O mundo inteiro sabe, menos o próprio apaixonado. Não adiantava contar a Daniel
que ele estava apaixonado, ele jamais me escutaria. O apaixonado é surdo também.
Para
comemorar a nova fase de sua vida, Daniel convidou Heloísa para almoço em
restaurante francês nos fundos de um casarão.
Ele
pediu cordeiro com purê de beterraba; ela, filé mignon com acompanhamentos
silvestres.
Ele
pediu um vinho chileno; ela avisou que não poderia beber (pois ainda iria
trabalhar), e se contentou com uma Coca-Cola.
– Coca-Cola
light?
– Não,
senhora, só temos Zero – avisou o garçom.
– Ok,
não vou me desesperar por um detalhe – replicou.
O
casal soltou os braços sobre a toalha para diminuir a distância das cadeiras,
ambos se olhavam firme e forte numa hipnose infindável, hipnose à moda antiga,
de relógio de bolso balançando.
A
mesa estava sobrando entre os dois. Ele se debruçava no prato para arrancar um
beijo, ela se levantava para acariciar sua testa. Nada poderia estragar aquele
bem-estar. Quase nada.
Mas
quando a Coca pousou na mesa, Heloísa gelou, derrubou o arranjo de flores e
fugiu para o banheiro soluçando a seco.
Ele
olhou a Coca com calma: Será que tinha uma barata?
Não
achou coisa alguma, até que leu um nome. A marca decidiu homenagear seus
consumidores nas latinhas.
Era
o nome de sua abominável ex: Carolina.
“Quanto
mais CAROLINA melhor”
Heloísa
não aguentou a provocação, ardia de ciúme do passado dele.
Quando
um refrigerante faz uma campanha dessas, não cogita de que existem desafetos no
mundo, ódio familiar, revolta interior, tristeza reprimida, viuvez, gente que
levou o fora ou foi corneado ou enganado.
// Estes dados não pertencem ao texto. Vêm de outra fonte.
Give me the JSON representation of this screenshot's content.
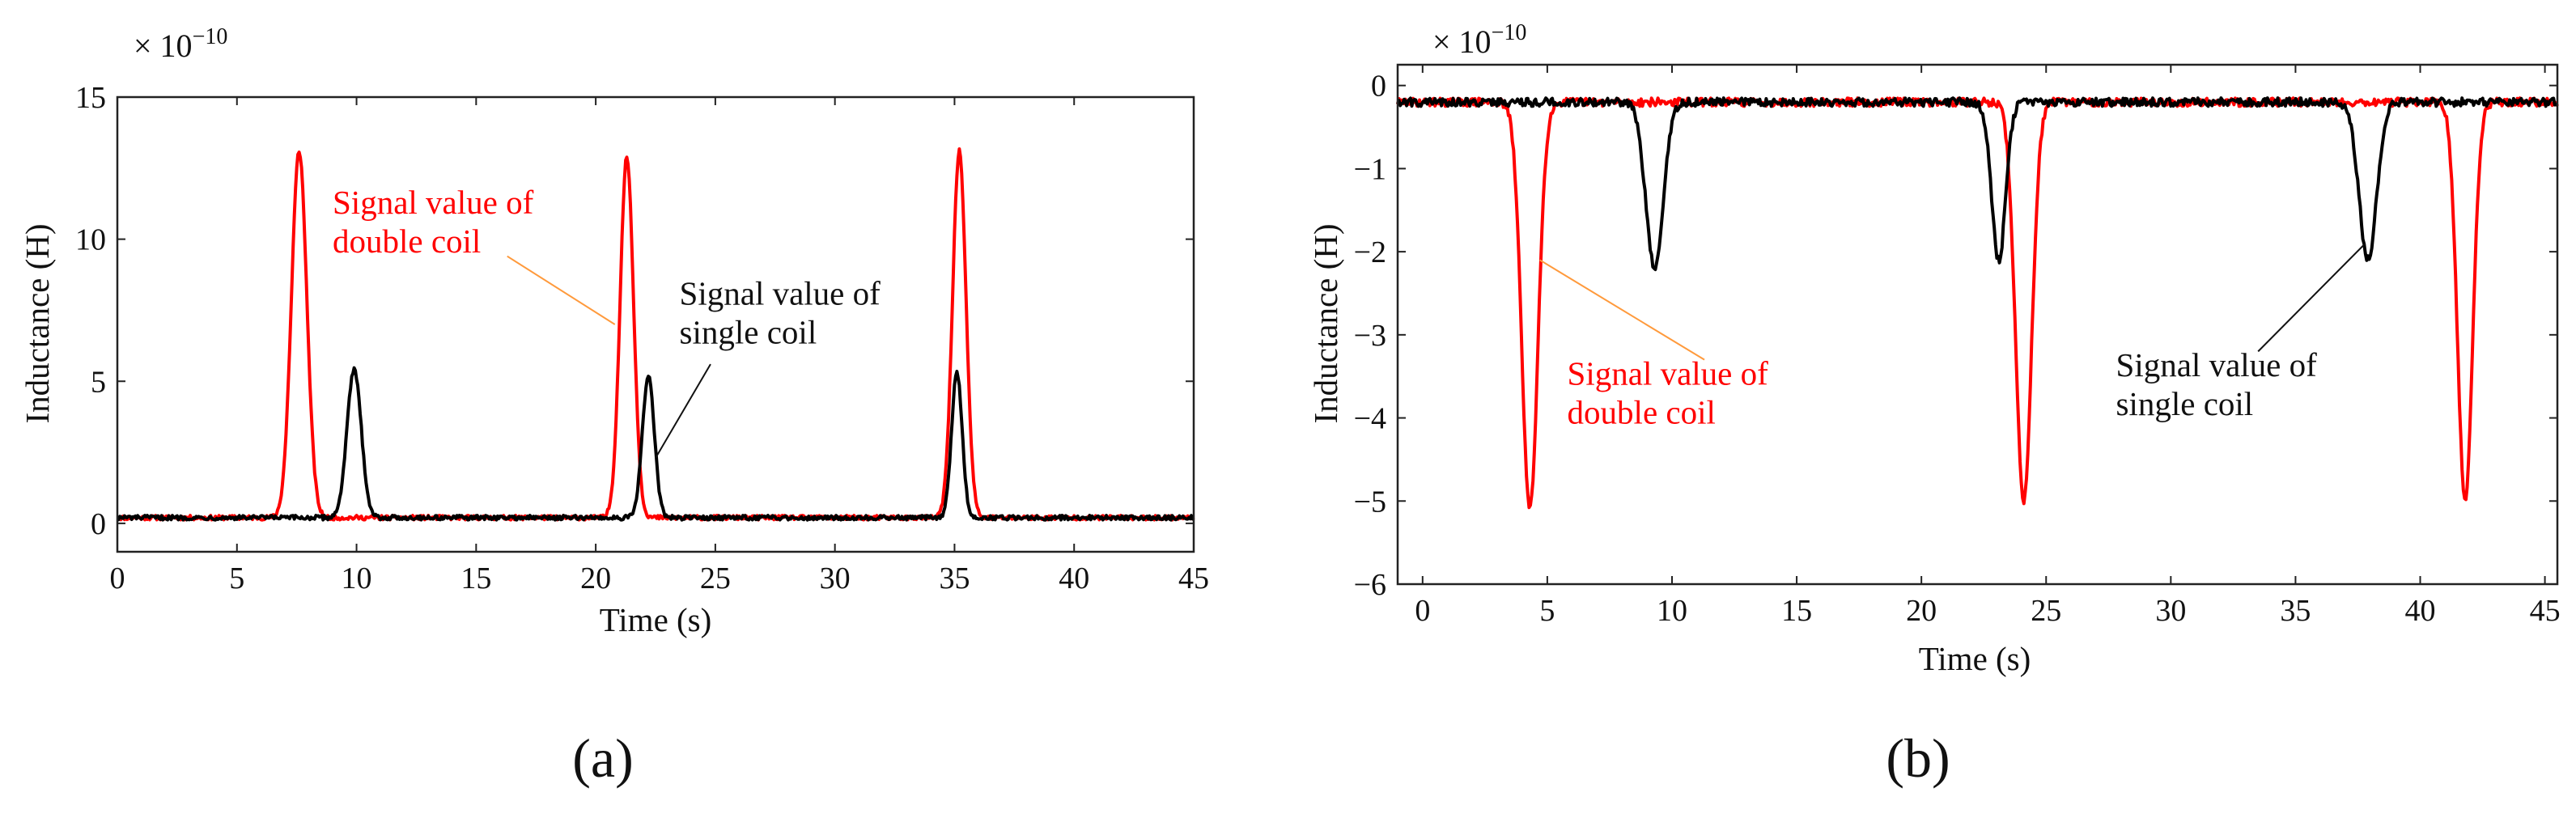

Imagina apenas que todos se gostam e
que todos vão adorar ver seu nome ou de sua namorada na embalagem.
Daniel
amaldiçoou o azar, criou teorias da conspiração, não duvidou da perseguição da
megera, cogitou a hipótese de ela subornar o garçom para trazer aquele
refrigerante.
– Como,
entre milhares de opções, surge em minha mesa logo o nome daquela vagabunda?
Não
poderia responder. Heloísa recusou carona e seguiu sozinha para o emprego. Não
havia mais felicidade para ser dividida.
Do
copo dela, só ficou o limão.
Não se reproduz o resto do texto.